Robert S. Rubin reported disposing of MRCC common stock through issuer dispositions. The filing shows 51,886 shares held indirectly via Cousins, LLC and 6,000 shares held directly, all surrendered as part of the merger with Horizon Technology Finance Corporation.

How were MONROE CAPITAL Corp (MRCC) shares converted in the Horizon merger?

Each MRCC common share was converted into the right to receive 0.9402 shares of Horizon Technology Finance Corporation common stock. This fixed share-exchange ratio comes directly from the Merger Agreement referenced in the Form 4 footnote.

What happened to Robert S. Rubin’s MONROE CAPITAL Corp holdings after the merger?

After the reported issuer dispositions, Rubin’s MRCC holdings fell to zero. The Form 4 shows total shares following each transaction as 0, indicating no remaining MRCC common stock position following completion of the merger transactions.

What was Horizon Technology Finance’s share price referenced in the MRCC Form 4?

The Form 4 cites a Horizon Technology Finance Corporation share price of $4.57. This reflects the market price at the close of trading on April 13, 2026, the last trading day before the closing of the merger involving Monroe Capital Corp.

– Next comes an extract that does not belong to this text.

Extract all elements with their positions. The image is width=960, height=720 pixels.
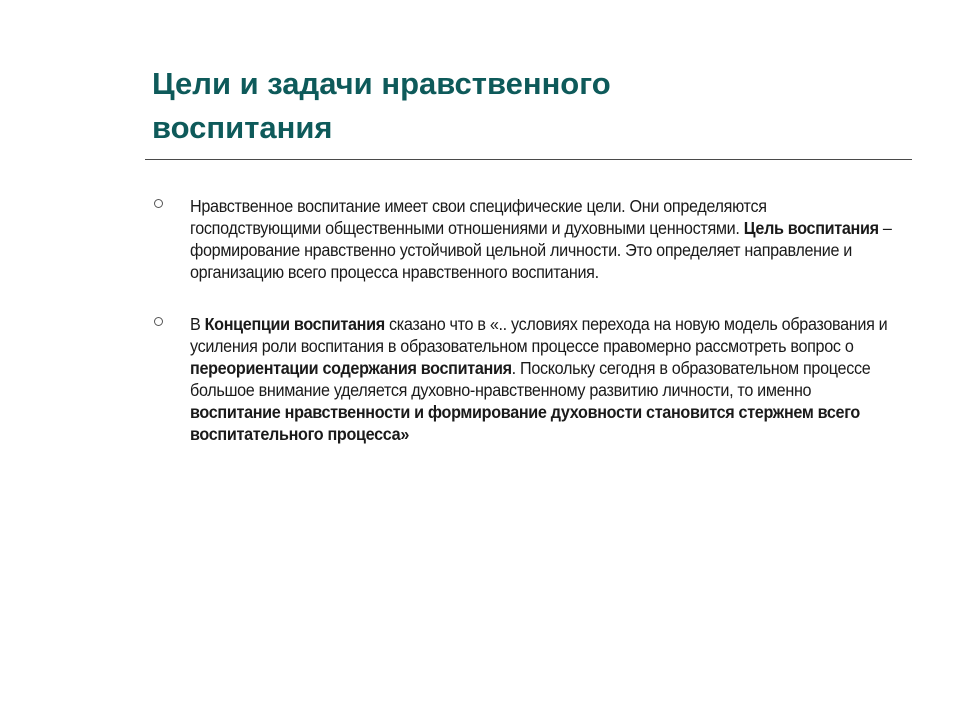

How were Robert S. Rubin’s indirect MONROE CAPITAL Corp shares held before disposition?

Rubin’s indirect MRCC holdings were held “In Partnership by Cousins, LLC,” according to the filing. The Form 4 records the disposition of 51,886 indirectly held shares by this entity as part of the merger-related issuer transactions.

Which entities were parties to the MONROE CAPITAL Corp merger referenced in the Form 4?

The footnote lists Horizon Technology Finance Corporation, Monroe Capital Corporation, HMMS, Inc., Monroe Capital BDC Advisors, LLC, and Horizon Technology Finance Management LLC as parties to the Agreement and Plan of Merger dated August 7, 2025.